Let us install the extensions package:

sudo apt install gnome-shell-extensions
 Reading package lists… Done
 Building dependency tree       
 Reading state information… Done
 The following NEW packages will be installed
   gnome-shell-extensions
 0 to upgrade, 1 to newly install, 0 to remove and 0 not to upgrade.
 Need to get 154 kB of archives.
 After this operation, 1.158 kB of additional disk space will be used.
 Get:1 http://dk.archive.ubuntu.com/ubuntu groovy/universe amd64 gnome-shell-extensions all 3.38.1-1 [154 kB]
 Fetched 154 kB in 0s (861 kB/s)                
 Selecting previously unselected package gnome-shell-extensions.
 (Reading database … 189456 files and directories currently installed.)
 Preparing to unpack …/gnome-shell-extensions_3.38.1-1_all.deb …
 Unpacking gnome-shell-extensions (3.38.1-1) …
 Setting up gnome-shell-extensions (3.38.1-1) …
 Processing triggers for libglib2.0-0:amd64 (2.66.1-2) …
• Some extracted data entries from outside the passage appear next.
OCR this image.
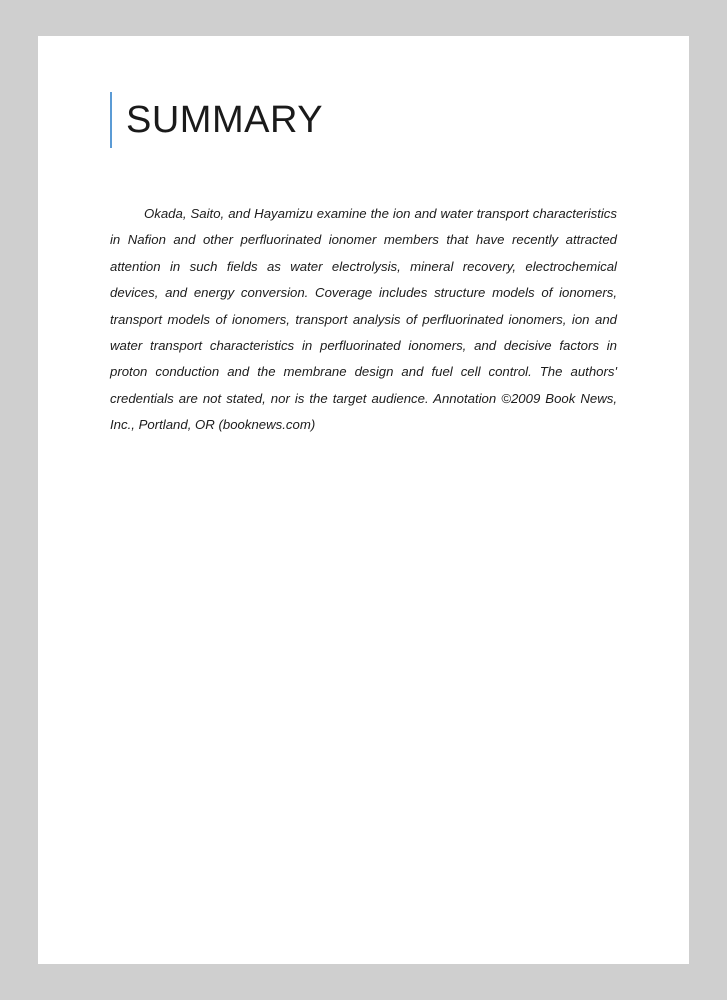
SUMMARY

Okada, Saito, and Hayamizu examine the ion and water transport characteristics in Nafion and other perfluorinated ionomer members that have recently attracted attention in such fields as water electrolysis, mineral recovery, electrochemical devices, and energy conversion. Coverage includes structure models of ionomers, transport models of ionomers, transport analysis of perfluorinated ionomers, ion and water transport characteristics in perfluorinated ionomers, and decisive factors in proton conduction and the membrane design and fuel cell control. The authors' credentials are not stated, nor is the target audience. Annotation ©2009 Book News, Inc., Portland, OR (booknews.com)
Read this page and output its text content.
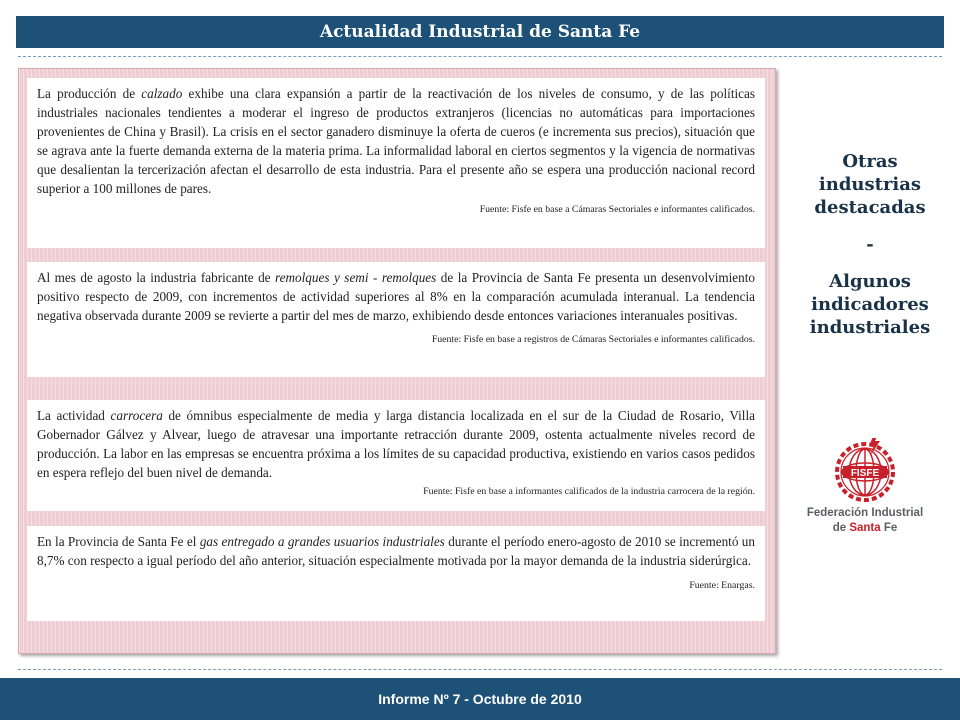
Actualidad Industrial de Santa Fe

La producción de calzado exhibe una clara expansión a partir de la reactivación de los niveles de consumo, y de las políticas industriales nacionales tendientes a moderar el ingreso de productos extranjeros (licencias no automáticas para importaciones provenientes de China y Brasil). La crisis en el sector ganadero disminuye la oferta de cueros (e incrementa sus precios), situación que se agrava ante la fuerte demanda externa de la materia prima. La informalidad laboral en ciertos segmentos y la vigencia de normativas que desalientan la tercerización afectan el desarrollo de esta industria. Para el presente año se espera una producción nacional record superior a 100 millones de pares.

Fuente: Fisfe en base a Cámaras Sectoriales e informantes calificados.

Al mes de agosto la industria fabricante de remolques y semi - remolques de la Provincia de Santa Fe presenta un desenvolvimiento positivo respecto de 2009, con incrementos de actividad superiores al 8% en la comparación acumulada interanual. La tendencia negativa observada durante 2009 se revierte a partir del mes de marzo, exhibiendo desde entonces variaciones interanuales positivas.

Fuente: Fisfe en base a registros de Cámaras Sectoriales e informantes calificados.

La actividad carrocera de ómnibus especialmente de media y larga distancia localizada en el sur de la Ciudad de Rosario, Villa Gobernador Gálvez y Alvear, luego de atravesar una importante retracción durante 2009, ostenta actualmente niveles record de producción. La labor en las empresas se encuentra próxima a los límites de su capacidad productiva, existiendo en varios casos pedidos en espera reflejo del buen nivel de demanda.

Fuente: Fisfe en base a informantes calificados de la industria carrocera de la región.

En la Provincia de Santa Fe el gas entregado a grandes usuarios industriales durante el período enero-agosto de 2010 se incrementó un 8,7% con respecto a igual período del año anterior, situación especialmente motivada por la mayor demanda de la industria siderúrgica.

Fuente: Enargas.
Otras industrias destacadas
-
Algunos indicadores industriales
FISFE
Federación Industrial
de Santa Fe
Informe Nº 7 - Octubre de 2010
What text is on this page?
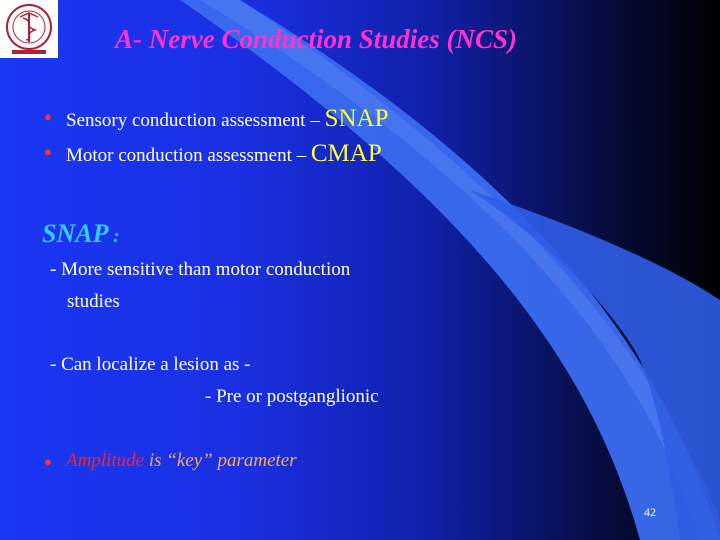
A- Nerve Conduction Studies (NCS)
● Sensory conduction assessment – SNAP
● Motor conduction assessment – CMAP
SNAP :
- More sensitive than motor conduction
studies
- Can localize a lesion as -
- Pre or postganglionic
● Amplitude is “key” parameter
42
In order to install and manage our extensions we need to open the FireFox browser and navigate to https://extensions.gnome.org:

Before we can install and manage extensions in FireFox, we need to add the browser add-on. Click the link in the light blue box and allow the browser add-on to be installed and run.

I am going to install the following extensions:

Workspaces is a feature of Gnome-Shell that enables you to have multiple desktop workspaces at the same time, where you can organise the applications you are running and thus keep your desktop clutter-free.